En general, el método pastoral para las familias implicadas en la movilidad requiere flexibilidad y atención respecto a todo el núcleo familiar. Las intervenciones en favor de los padres deben incluir a los hijos y viceversa. La familia se debe considerar como una unidad dinámica de intercambio de comunicación. Este dinamismo requiere constantemente un cambio de los sistemas de apoyo a las familias de los migrantes e itinerantes, a medida que van madurando en el nuevo ambiente que las rodea.

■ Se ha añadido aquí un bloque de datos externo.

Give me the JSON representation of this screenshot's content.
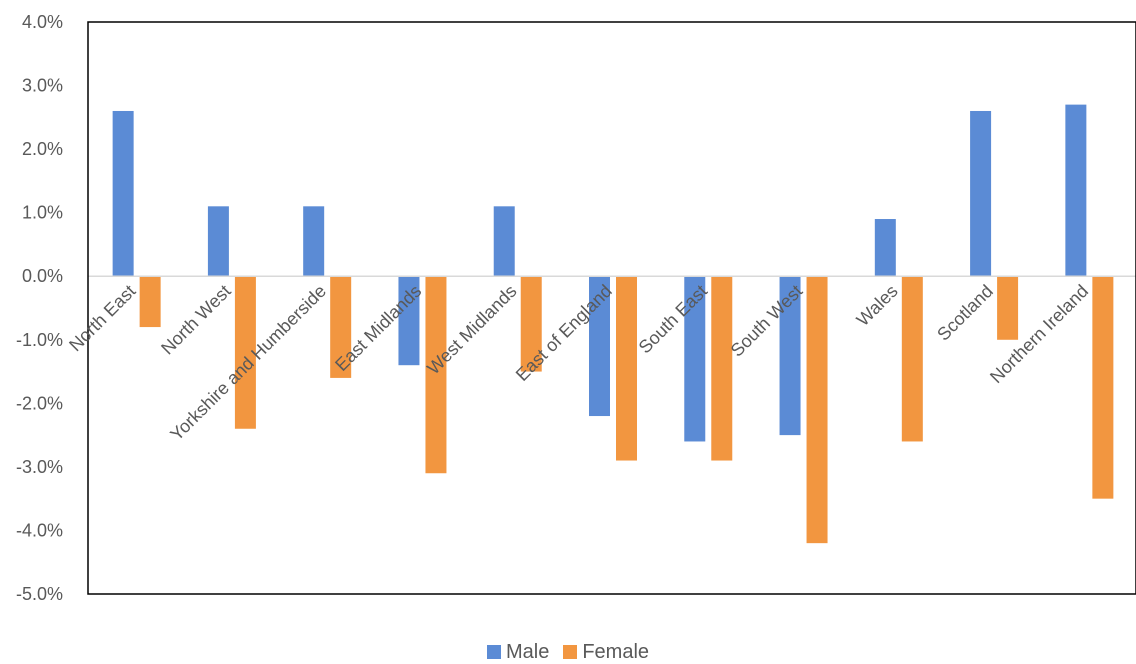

Aunque la situación de los migrantes e itinerantes sea distinta según los países, algunos de los elementos comunes que se describen arriba requieren una acción para que una verdadera cura pastoral y la acogida a las familias de los migrantes y de los itinerantes sea el sello auténtico de la actitud y la praxis de la Iglesia en favor de las personas implicadas en la movilidad. “De hecho, al presentar distintos métodos y propuestas, es necesario que no se pierda la directriz fundamental común, que es la realización del plan de Dios, que quiso que el hombre y la mujer se unieran en una misma carne (cf. Mt. 19,6) en el matrimonio, y que la familia sea un signo del inmenso misterio de la relación entre Cristo y la Iglesia (cf. Ef 5,32)” (Mensaje de Juan Pablo II con ocasión de la Jornada de los Migrantes y Refugiados, 1987, n. 6). La Iglesia católica posee una hermosa enseñanza sobre el matrimonio y la familia que debemos tratar de transmitir, siempre más, y de infundir en la vida de las personas, peregrinos en este mundo nuestro de hoy.